Globally, consumer service indices have shown good performance. The indices have outperformed benchmarks over time. For instance, US Consumer Service Index has delivered a CAGR of 15.4% vs 11.5% of S&P 500. The MSCI Japan Consumer Service Index has delivered a CAGR of 17.8% vs 11.5% of Nikkei. Similarly, the UK Consumer Service Index has delivered a CAGR of 9.9% vs 4.1% of FTSE 100.

Coming to India, the India Service Sector Index has delivered 5 times returns in 10 years. This is not a recent trend. The India Services Index has in fact delivered 50 times returns in 15 years.

Fund construct – The open-ended equity fund will invest in a well-diversified portfolio of large cap, mid cap and small cap stocks. Think of it as a multi-cap portfolio offering investment opportunity across the capitalisation curve. We agree that multi caps offer the best risk-return trade-off. It will have S&P BSE 200 index as the benchmark.

Fund Managers – S Krishnakumar, Rahul Baijal & Rohit Seksaria

NFO period: The new fund offering is slated to open on Aug 29, 2018, and close on Sep 12, 2018. The scheme is expected to reopen for ongoing subscription/redemption on Sep 26.
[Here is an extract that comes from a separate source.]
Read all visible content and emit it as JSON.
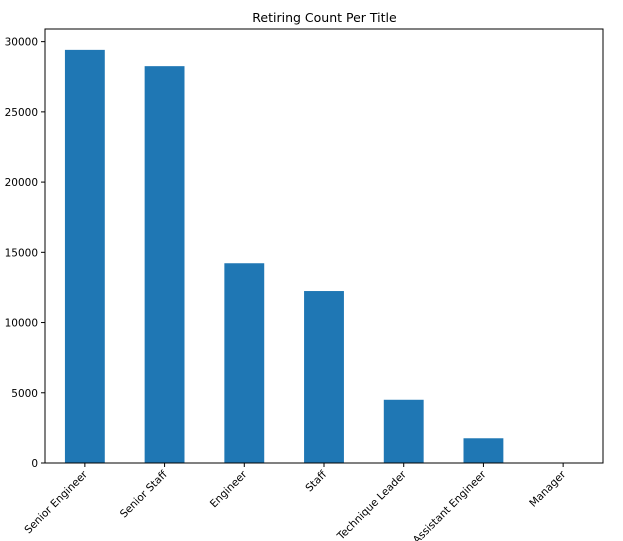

RupeeIQ take: The fund is designed to capture the benefits of investing in the all-pervasive ‘services’ theme. The fund managers have to be extra cautious in terms of choosing the right stocks given that services firms, because of their link to consumption, have been sharply re-rated by stock markets. If the fund managers are able to strike the right mix between growth and value, this new offering could be quite promising in the long-term. Investors should discuss with their financial advisor the scope of having this fund in their equity fund portfolio.